Identification of transcriptional regulators interacting with PEPC genes and characterization of bHLH49 in Suaeda aralocaspica.

Abstract

The unique single-cell C₄ photosynthetic pathway of Suaeda aralocaspica has garnered significant attention owing to its specialized photosynthetic structure and the relevant enzymes, e.g., the phosphoenolpyruvate carboxylase (PEPC). However, the regulatory mechanisms controlling the transcriptional activity of SaPEPC1 and SaPEPC2 and their promoters under environmental stress conditions remain poorly understood. Here, we aimed to identify and characterize factors involved in the transcriptional regulation of these SaPEPC gene promoters using a yeast-one-hybrid system.
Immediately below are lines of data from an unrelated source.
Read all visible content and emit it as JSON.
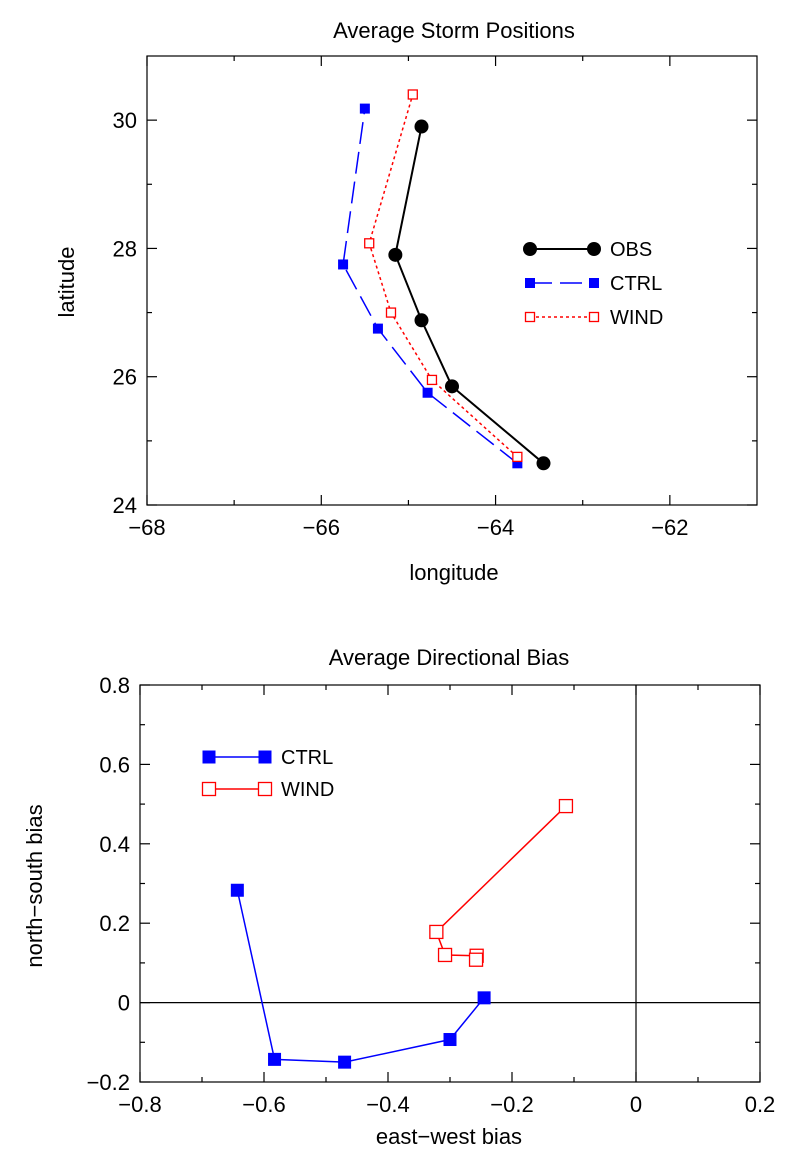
{
  "chart_data": [
    {
      "type": "line",
      "title": "Average Storm Positions",
      "xlabel": "longitude",
      "ylabel": "latitude",
      "xlim": [
        -68,
        -61
      ],
      "ylim": [
        24,
        31
      ],
      "xticks": [
        -68,
        -66,
        -64,
        -62
      ],
      "yticks": [
        24,
        26,
        28,
        30
      ],
      "xtick_labels": [
        "−68",
        "−66",
        "−64",
        "−62"
      ],
      "ytick_labels": [
        "24",
        "26",
        "28",
        "30"
      ],
      "legend_position": "center-right",
      "series": [
        {
          "name": "OBS",
          "color": "#000000",
          "marker": "filled-circle",
          "line": "solid",
          "x": [
            -63.45,
            -64.5,
            -64.85,
            -65.15,
            -64.85
          ],
          "y": [
            24.65,
            25.85,
            26.88,
            27.9,
            29.9
          ]
        },
        {
          "name": "CTRL",
          "color": "#0000ff",
          "marker": "filled-square",
          "line": "long-dash",
          "x": [
            -63.75,
            -64.78,
            -65.35,
            -65.75,
            -65.5
          ],
          "y": [
            24.65,
            25.75,
            26.75,
            27.75,
            30.18
          ]
        },
        {
          "name": "WIND",
          "color": "#ff0000",
          "marker": "open-square",
          "line": "dotted",
          "x": [
            -63.75,
            -64.73,
            -65.2,
            -65.45,
            -64.95
          ],
          "y": [
            24.75,
            25.95,
            27.0,
            28.08,
            30.4
          ]
        }
      ]
    },
    {
      "type": "line",
      "title": "Average Directional Bias",
      "xlabel": "east−west bias",
      "ylabel": "north−south bias",
      "xlim": [
        -0.8,
        0.2
      ],
      "ylim": [
        -0.2,
        0.8
      ],
      "xticks": [
        -0.8,
        -0.6,
        -0.4,
        -0.2,
        0,
        0.2
      ],
      "yticks": [
        -0.2,
        0,
        0.2,
        0.4,
        0.6,
        0.8
      ],
      "xtick_labels": [
        "−0.8",
        "−0.6",
        "−0.4",
        "−0.2",
        "0",
        "0.2"
      ],
      "ytick_labels": [
        "−0.2",
        "0",
        "0.2",
        "0.4",
        "0.6",
        "0.8"
      ],
      "reference_lines": {
        "x": 0,
        "y": 0
      },
      "legend_position": "top-left",
      "series": [
        {
          "name": "CTRL",
          "color": "#0000ff",
          "marker": "filled-square",
          "line": "solid",
          "x": [
            -0.643,
            -0.583,
            -0.47,
            -0.3,
            -0.245
          ],
          "y": [
            0.283,
            -0.143,
            -0.15,
            -0.093,
            0.012
          ]
        },
        {
          "name": "WIND",
          "color": "#ff0000",
          "marker": "open-square",
          "line": "solid",
          "x": [
            -0.113,
            -0.322,
            -0.308,
            -0.257,
            -0.258
          ],
          "y": [
            0.495,
            0.178,
            0.12,
            0.118,
            0.108
          ]
        }
      ]
    }
  ]
}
We constructed a cDNA library of S. aralocaspica under salt stress, achieving a recombination efficiency of 100 % with insert lengths of 200-2000 bp and a library capacity of 1.2 × 10⁷ CFU·mL^-1. Screening results revealed 75 and 74 candidate regulatory factors interacting with the SaPEPC1 and SaPEPC2 promoters (groups 1 and 2), respectively. Group 1 factors were enriched in photosynthesis-related events, whereas group 2 predominantly included stress-responsive factors. Further analyses indicated significantly higher transcriptional responsiveness of factors in group 1 factors (especially the SaPEPC1 gene itself) than group 2 factors under salt stress, osmotic stress (PEG), and light/dark conditions. Notably, SabHLH49 from group 1 distinctly enhanced GUS activity driven by the SaPEPC1 promoter; three-dimensional structure prediction and dual-luciferase assay confirmed the potential interaction between SabHLH49 and the SaPEPC1 promoter. The specific interaction region potentially involved three predicted motifs: "GACACATGTA," "GTCACGAACA," and "ATCTCATGCG." Transgenic Arabidopsis overexpressing SabHLH49 showed enhanced salt tolerance, likely by alleviating cell membrane damage and enhancing photosynthetic efficiency under salt stress. Our findings suggest that SabHLH49-PEPC1 interaction may impact PEPC regulation, which improves our understanding of the mechanisms regulating photosynthesis-associated events.